My standard shot on a hog is exactly where you hit yours....low on the front shoulder. Every hog I have hit in that spot has been DRT. I don't take that shot with anything in the .22 cal arena, though, and that includes 5.56. You never know what shot you're going to be presented with, and while an approriate 5.56 round to the vitals can make the kill, the risk of not making a clean kill isn't worth it, IMO. That's why my hog hunting is generally done with something larger than 5.56 (7mm-08 and .308) that I know will punch through the armor plate and hit vitals. There are a few areas that I stand hunt where I know I can get a head shot, and I reserve the 5.56 for those.

MegademiC
04-01-12, 14:33
You might want to look at the xm223sp1 load also. Not in stock anywhere currently, but if/when it becomes available again, it should work very well at closer ranges. And its $.50 per round.

For longer shots, or if money isnt an issue I'd probably stick with the 50 or 70 grain tsx as both seem pretty proven. I do plan on getting the sp1 if its in stock before my helo-hog shoot as it should be near perfect for that situation - good performance at a good price.

Stephen O
04-02-12, 16:42
We have posted a couple of videos of the DRT Ammo in gel on Youtube. The .223 video is here. We were impressed. We have not had a chance to have a third party do a full accuracy test yet. When that happens, we'll post that too. Here is the video: http://goo.gl/WJLU8

We also just did an article on .300 AAC Blackout. No testing yet, but more fuel on the Blackout fire for sure. It's here: goo.gl/03w4r

Stephen O
04-11-12, 15:00
In case anyone is interested, we posted an article by Bill Wilson on his standby gear for hog hunting. This is a guy that has or has access to all the best stuff out there for hog hunting. He lives for hog hunting and has personally taken over 1000 hogs through the years. He even developed a new caliber for it. When it comes hog hunting (among some other things) he is one of the most knowledgable people out there. Disclosure: While SHWAT is not beholden to any one company, group or individual, we are honored to have Bill Wilson as a new contributor on our blog. We consider him to be an expert in a number of fields and are grateful for his participation.

hamour
04-30-12, 12:23
For years I have used the Speer 70 gr Semi Sptz. This was due to getting a heavy 223 bullet to work in slow rifling of the SP-1's I was shooting.

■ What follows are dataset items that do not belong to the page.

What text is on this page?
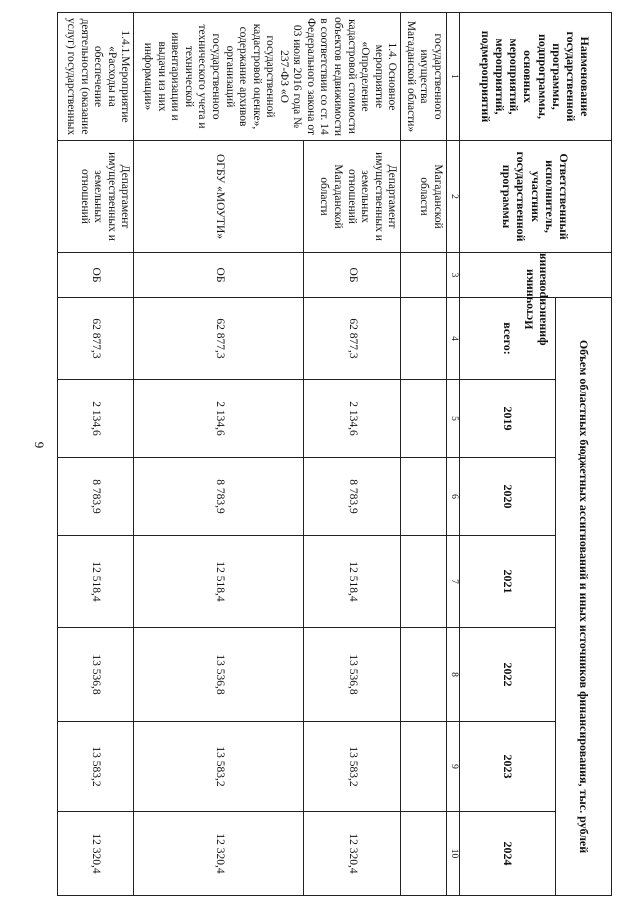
9
Наименование государственной программы, подпрограммы, основных мероприятий, мероприятий, подмероприятий	Ответственный исполнитель, участник государственной программы	Источники финансирования	Объем областных бюджетных ассигнований и иных источников финансирования, тыс. рублей						
			всего:	2019	2020	2021	2022	2023	2024
1	2	3	4	5	6	7	8	9	10
государственного имущества Магаданской области»	Магаданской области								
1.4. Основное мероприятие «Определение кадастровой стоимости объектов недвижимости в соответствии со ст. 14 Федерального закона от 03 июля 2016 года № 237-ФЗ «О государственной кадастровой оценке», содержание архивов организаций государственного технического учета и технической инвентаризации и выдачи из них информации»	Департамент имущественных и земельных отношений Магаданской области	ОБ	62 877,3	2 134,6	8 783,9	12 518,4	13 536,8	13 583,2	12 320,4
	ОГБУ «МОУТИ»	ОБ	62 877,3	2 134,6	8 783,9	12 518,4	13 536,8	13 583,2	12 320,4
1.4.1.Мероприятие «Расходы на обеспечение деятельности (оказание услуг) государственных	Департамент имущественных и земельных отношений	ОБ	62 877,3	2 134,6	8 783,9	12 518,4	13 536,8	13 583,2	12 320,4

This is a reloading proposition, when I was short of my hand loads, I would use the WW 64 gr power point. Both bullets gave good penetration.

The smaller hogs (200LBS or less) would be broken down by the .223 Speer bullet, even if an angle shot was taken, same for the Texas deer we were shooting. (Live weight around 100-140 LBS).

Range was 25 yds to 150 yds. We had no problems with shallow penetration or bullet blow up if we kept velocity 2700 to 2800 FPS.

When hogs moved in on our hunting grounds big time, and it was common to see 250+ LB boars and sows, we moved back to .30 cal rifles. The shoulder on the bigger ones would stop most of a 223's energy.

My recommendation is pick your shot with care on the bruisers and if you use the .223 use a long for caliber expanding bullet. The Nosler Partition would be a good one as well as the others mentioned.

TangoSauce
04-30-12, 13:00
I also recommend the TSX.

Bigger fan of the 6.8 for hogs though.

Stephen O
04-30-12, 22:39
Had the opportunity to try the DRT Ammo for the fist time in East TX during the Wild Hog Roundup. We used both the 55 grain and 79 grain in .223 and the .308. The .308 left a 4-5 inch mushy bulge on the far side of an approx 200 lbs pig but no exit wound. Two 50-70 lbs pigs went down unremarkably with the 55 grain. One had a large exit wound on its soft underside. That was from a 10 yard frontal shot. 12043I hit a approx 250 lbs sow at 125 yards behind the shoulder but high with the 79 grain. Unlikely the vitals took a direct hit. She went down but came back up immediately. A follow up hit below the spine 2/3 of the way back. No exit wounds. She made it about 30 yards and collapsed. A .45 round behind the ear finished her. We didn't get a chance to examine the wounds but plan to do so next time. 12044

meat hunter
05-11-12, 06:49
If you don't handload the Barnes VorTx 55 gr TTSX works very well with the right shot. Readily available too.